Synopsis: Shah Abdul Latif Bhitai, a medieval Sufi poet, is an iconic figure in the cultural history of Sindh. Bhitai’s Shah Ji Risalo is a remarkable collection of poems which are sung by many communities in Kachchh (Kutch) and across the border in Sindh (now in Pakistan).
Umar Haji Suleiman of Abdasa, in Kutch, Gujarat, is a self taught Sufi scholar; once a cattle herder, now a farmer, he lives his life through the poetry of Bhitai. Umar’s cousin, Mustafa Jatt sings the Bheths of Bhitai. He is accompanied on the Surando, by his cousin Usman Jatt. Usman is a truck driver, who owns and plays one of the last surviving surandos in the region. The surando is a peacock shaped, five-stringed instrument from Sindh. The film explores the life worlds of the three cousins, their families and the Fakirani Jat community to which they belong.

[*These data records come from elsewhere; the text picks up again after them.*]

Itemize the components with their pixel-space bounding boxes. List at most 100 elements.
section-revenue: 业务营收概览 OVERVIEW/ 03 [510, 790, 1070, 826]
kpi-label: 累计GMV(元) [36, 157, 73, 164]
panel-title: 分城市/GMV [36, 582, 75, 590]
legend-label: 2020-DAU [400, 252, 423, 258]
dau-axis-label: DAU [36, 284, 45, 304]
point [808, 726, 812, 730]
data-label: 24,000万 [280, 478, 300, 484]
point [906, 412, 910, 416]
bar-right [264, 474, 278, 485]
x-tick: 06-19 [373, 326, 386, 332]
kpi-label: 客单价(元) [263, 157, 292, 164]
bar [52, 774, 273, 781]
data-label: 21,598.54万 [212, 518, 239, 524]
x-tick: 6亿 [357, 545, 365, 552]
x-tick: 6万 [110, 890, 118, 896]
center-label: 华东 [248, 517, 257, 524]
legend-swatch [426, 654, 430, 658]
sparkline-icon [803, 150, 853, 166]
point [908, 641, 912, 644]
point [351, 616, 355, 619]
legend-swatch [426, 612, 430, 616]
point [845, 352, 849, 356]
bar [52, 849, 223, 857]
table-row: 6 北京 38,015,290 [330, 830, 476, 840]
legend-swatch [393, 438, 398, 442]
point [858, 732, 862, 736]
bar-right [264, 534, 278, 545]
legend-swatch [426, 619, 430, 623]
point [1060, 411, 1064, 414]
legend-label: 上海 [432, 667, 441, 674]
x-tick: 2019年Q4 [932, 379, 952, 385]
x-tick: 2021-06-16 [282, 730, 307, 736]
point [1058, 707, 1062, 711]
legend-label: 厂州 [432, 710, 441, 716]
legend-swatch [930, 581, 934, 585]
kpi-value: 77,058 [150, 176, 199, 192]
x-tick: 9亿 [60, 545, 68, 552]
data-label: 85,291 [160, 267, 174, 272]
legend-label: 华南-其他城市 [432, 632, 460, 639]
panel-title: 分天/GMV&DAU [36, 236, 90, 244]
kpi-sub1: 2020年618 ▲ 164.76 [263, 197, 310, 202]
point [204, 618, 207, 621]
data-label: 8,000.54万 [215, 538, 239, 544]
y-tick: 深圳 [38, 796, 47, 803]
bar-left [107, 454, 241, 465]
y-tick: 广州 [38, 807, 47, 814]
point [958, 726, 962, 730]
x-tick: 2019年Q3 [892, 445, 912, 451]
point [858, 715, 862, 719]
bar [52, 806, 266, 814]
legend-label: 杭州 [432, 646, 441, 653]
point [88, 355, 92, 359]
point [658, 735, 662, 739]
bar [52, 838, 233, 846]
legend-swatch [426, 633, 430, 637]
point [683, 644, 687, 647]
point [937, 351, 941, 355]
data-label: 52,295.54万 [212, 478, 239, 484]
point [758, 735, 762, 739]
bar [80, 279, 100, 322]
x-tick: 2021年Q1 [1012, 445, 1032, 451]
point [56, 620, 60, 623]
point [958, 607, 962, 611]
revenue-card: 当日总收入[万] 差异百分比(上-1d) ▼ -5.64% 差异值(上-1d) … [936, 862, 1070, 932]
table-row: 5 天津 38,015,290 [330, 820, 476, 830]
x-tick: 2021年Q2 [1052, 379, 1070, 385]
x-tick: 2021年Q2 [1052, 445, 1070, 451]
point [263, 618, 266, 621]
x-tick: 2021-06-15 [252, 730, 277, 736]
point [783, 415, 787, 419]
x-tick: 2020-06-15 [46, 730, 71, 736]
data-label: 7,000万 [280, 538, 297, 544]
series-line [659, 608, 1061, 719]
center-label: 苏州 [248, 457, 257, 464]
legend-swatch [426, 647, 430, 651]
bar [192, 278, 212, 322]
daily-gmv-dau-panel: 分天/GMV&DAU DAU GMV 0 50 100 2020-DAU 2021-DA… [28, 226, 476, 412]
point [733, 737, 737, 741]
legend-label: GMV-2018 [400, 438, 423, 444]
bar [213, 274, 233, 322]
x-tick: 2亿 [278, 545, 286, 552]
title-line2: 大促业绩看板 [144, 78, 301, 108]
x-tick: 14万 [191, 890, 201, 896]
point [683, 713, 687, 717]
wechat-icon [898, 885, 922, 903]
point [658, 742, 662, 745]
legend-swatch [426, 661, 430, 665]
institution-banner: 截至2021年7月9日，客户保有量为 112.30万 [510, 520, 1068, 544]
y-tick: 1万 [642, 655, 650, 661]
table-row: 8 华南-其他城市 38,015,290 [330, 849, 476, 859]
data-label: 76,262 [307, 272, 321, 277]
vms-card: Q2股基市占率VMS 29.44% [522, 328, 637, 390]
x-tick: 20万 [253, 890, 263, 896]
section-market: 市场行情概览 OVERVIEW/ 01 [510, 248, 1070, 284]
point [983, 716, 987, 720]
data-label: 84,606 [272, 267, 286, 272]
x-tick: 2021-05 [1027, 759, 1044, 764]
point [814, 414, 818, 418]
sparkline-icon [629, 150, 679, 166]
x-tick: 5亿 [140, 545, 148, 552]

Before the Partition, the Maldhari (pastoralist) Jatts moved freely across the Rann, between Sindh (now in Pakistan) and Kutch. As pastoral ways of living have given way to settlement, borders and industrialisation, the older generation struggles to keep alive the rich syncretic legacy of Shah Bhitai, which celebrates diversity and non-difference, suffering and transcendence, transience and survival.